Cabe siempre preguntarse cuál, quién es el verdadero Jean-Paul Sartre. Acaso aquel huérfano precoz que nos cuenta en Las palabras lo decisivo de una orfandad que lo aboca a escribir y a contarle al papel lo que ya no puede contarle a su padre. Así nacen sus primeras novelas, con sólo ocho años de edad. Acaso sea el Sartre auténtico el de la docencia, el estudioso de la filosofía en Berlín -de la mano de Husserl y Heidegger-, el director periodístico. Por qué no el de la eterna, mitificada y compleja relación con la escritora Simone de Beauvoir. O es quizás más Sartre el soldado apresado por los alemanes, el antinazi, el que se acerca al maoísmo, el decidido antibelicista, el del compromiso político con la izquierda. El crítico despiadado con sus propios colegas de partido. O aquel otro que en 1964 rechaza el premio Nobel de literatura.
A Sartre se le ha aclamado, una legión de entusiastas ha hecho suya su doctrina; también se le ha vituperado, algunos biempensantes abandonaban los cafés o los restaurantes cuando él entraba. El odio hacia Sartre condujo incluso a que algunos desalmados bombardearan su domicilio en dos ocasiones. Son famosas algunas anécdotas sobre su fealdad, su afición por las mujeres, su gusto por vivir en hoteles y su mano rota: repartía o gastaba rápidamente el dinero que ganaba. Algunas de sus reacciones han sorprendido incluso a sus más allegados, como el rechazo del premio Nobel. No fue el único premio que rechazó en su vida, aunque sí el más importante. Siempre fue enemigo de los honores que vinieran del poder establecido, practicando una especie de ascetismo mal interpretado.
Sin embargo, la proyección literaria de Jean-Paul Sartre se pasa en ocasiones por alto, a causa, seguramente, del destello del personaje público o como consecuencia de la trascendencia de su pensamiento filosófico, aspectos que han contribuido a ensombrecer sus novelas y su teatro. Es cierto que hasta los 40 años Sartre se había limitado a escribir tratados filosóficos, con excepción de la novela La naúsea, de 1938, que lo llevó a la fama. La naúsea es el vacío, la soledad, un enorme agujero negro, y ante todo la angustiosa conciencia de lo inútil y absurdo de la existencia. De los hombres nada se puede esperar -nos dice esta intensa novela-, ya que todo ha muerto, incluso la tibia esperanza del amor recuperado.

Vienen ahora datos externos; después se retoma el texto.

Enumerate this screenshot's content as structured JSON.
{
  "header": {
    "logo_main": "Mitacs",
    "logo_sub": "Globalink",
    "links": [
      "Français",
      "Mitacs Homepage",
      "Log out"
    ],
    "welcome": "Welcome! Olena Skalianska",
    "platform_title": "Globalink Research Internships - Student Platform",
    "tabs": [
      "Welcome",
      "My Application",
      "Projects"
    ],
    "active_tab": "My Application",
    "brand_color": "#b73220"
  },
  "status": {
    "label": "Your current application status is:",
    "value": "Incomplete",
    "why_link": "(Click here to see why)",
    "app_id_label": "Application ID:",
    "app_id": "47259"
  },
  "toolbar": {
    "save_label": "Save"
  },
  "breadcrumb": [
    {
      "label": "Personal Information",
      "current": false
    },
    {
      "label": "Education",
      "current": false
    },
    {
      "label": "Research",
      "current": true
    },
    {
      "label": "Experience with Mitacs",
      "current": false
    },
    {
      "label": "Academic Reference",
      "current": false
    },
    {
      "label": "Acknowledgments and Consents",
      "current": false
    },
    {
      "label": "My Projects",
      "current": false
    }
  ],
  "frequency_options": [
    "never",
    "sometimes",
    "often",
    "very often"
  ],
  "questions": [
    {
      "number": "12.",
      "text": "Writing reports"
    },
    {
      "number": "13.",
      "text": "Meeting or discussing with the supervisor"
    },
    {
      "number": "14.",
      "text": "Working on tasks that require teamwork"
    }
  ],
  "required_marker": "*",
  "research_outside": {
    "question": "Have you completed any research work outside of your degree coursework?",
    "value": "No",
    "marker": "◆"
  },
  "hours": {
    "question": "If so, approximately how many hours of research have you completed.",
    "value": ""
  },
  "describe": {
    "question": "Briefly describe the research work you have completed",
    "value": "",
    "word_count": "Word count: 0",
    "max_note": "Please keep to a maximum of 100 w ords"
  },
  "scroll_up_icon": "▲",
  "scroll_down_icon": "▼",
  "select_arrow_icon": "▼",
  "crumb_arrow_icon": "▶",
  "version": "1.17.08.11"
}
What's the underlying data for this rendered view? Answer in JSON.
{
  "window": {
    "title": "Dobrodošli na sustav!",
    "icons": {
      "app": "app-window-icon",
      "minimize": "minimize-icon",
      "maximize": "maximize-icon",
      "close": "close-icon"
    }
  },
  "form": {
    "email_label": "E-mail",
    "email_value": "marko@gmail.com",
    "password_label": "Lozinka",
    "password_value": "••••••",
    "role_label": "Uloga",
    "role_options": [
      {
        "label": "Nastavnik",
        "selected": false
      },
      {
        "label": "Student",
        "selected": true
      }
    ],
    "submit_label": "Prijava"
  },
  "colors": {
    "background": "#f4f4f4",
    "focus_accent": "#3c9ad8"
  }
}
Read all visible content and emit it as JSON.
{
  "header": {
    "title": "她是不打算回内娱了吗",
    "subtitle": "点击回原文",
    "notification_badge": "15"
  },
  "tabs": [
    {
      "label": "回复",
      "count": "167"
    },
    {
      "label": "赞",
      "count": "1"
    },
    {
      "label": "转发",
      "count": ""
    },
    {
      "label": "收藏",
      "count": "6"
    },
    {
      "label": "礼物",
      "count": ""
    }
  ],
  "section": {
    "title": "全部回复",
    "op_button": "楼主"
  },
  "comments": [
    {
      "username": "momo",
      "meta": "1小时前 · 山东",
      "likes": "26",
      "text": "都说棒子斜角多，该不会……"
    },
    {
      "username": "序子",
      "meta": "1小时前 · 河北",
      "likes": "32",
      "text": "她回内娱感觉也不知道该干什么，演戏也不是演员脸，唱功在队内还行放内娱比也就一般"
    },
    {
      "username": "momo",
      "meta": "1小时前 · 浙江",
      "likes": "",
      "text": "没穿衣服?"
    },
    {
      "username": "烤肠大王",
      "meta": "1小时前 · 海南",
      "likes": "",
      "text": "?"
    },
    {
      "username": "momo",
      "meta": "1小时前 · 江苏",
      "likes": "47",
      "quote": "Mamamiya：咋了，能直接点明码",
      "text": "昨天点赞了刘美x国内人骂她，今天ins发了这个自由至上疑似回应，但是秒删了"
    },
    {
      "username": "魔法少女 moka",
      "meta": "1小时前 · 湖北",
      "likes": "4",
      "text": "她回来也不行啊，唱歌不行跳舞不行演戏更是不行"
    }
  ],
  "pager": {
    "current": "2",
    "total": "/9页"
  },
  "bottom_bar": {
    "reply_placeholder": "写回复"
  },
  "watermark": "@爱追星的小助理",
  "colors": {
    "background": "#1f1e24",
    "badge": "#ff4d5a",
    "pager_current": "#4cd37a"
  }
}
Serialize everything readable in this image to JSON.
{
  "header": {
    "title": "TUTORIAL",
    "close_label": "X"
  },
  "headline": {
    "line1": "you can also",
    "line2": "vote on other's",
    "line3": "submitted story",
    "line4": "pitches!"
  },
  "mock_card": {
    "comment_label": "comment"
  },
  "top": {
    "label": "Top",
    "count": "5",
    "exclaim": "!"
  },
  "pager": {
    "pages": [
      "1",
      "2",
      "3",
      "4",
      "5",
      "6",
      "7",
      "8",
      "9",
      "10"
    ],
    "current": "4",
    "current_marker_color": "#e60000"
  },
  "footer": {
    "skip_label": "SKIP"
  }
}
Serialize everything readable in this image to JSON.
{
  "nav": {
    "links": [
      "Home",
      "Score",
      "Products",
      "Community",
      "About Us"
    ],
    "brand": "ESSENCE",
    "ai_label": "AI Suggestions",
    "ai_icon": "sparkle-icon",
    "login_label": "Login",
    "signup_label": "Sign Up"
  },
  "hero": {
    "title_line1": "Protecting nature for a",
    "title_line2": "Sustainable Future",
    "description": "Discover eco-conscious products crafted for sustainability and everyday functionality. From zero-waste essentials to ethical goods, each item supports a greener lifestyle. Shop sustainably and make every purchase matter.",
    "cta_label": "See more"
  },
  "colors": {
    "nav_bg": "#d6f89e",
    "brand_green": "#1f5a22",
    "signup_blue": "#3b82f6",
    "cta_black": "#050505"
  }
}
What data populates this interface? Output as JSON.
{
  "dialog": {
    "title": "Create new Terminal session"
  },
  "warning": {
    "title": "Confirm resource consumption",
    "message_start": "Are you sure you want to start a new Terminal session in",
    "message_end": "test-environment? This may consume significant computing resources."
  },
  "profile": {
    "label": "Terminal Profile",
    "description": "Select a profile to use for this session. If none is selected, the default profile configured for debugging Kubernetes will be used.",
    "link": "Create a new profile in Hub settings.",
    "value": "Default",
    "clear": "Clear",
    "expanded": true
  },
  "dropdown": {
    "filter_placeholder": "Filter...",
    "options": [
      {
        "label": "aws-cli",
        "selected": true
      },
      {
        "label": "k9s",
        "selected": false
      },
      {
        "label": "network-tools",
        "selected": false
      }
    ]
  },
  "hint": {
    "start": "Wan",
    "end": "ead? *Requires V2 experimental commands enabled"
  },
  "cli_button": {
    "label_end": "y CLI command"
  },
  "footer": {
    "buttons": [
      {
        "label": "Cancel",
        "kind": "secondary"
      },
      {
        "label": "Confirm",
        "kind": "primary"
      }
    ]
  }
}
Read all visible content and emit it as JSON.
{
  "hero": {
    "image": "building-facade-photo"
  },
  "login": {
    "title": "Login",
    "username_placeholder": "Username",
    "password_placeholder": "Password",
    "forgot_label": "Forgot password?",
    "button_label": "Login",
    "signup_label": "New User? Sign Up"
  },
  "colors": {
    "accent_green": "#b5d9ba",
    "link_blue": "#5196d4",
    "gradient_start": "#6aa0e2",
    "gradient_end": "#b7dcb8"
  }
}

Cinco años después, en 1943, Sartre publica El ser y la nada, donde formula la filosofía existencialista que subyace en La naúsea, y escribe dramas que se representan en las principales ciudades del mundo con clamoroso éxito: Las moscas (1943), La puta respetuosa (1946), Las manos sucias (1948). A partir de la polifonía de su voz, de los variados registros de su obra, la literatura es para Sartre el aire que respira, el rincón donde refugiarse, su infancia, su única salvación posible.
Desde esta última perspectiva es sin duda más fácil entender a Sartre, menos escabroso el camino para llegar a una imagen completa de la persona y de su obra. Tal vez por ello sean los libros que mejor explican a su autor Las palabras, una biografía que se detiene a los once años, o el ensayo que dedicó al final de su vida a Gustave Flaubert.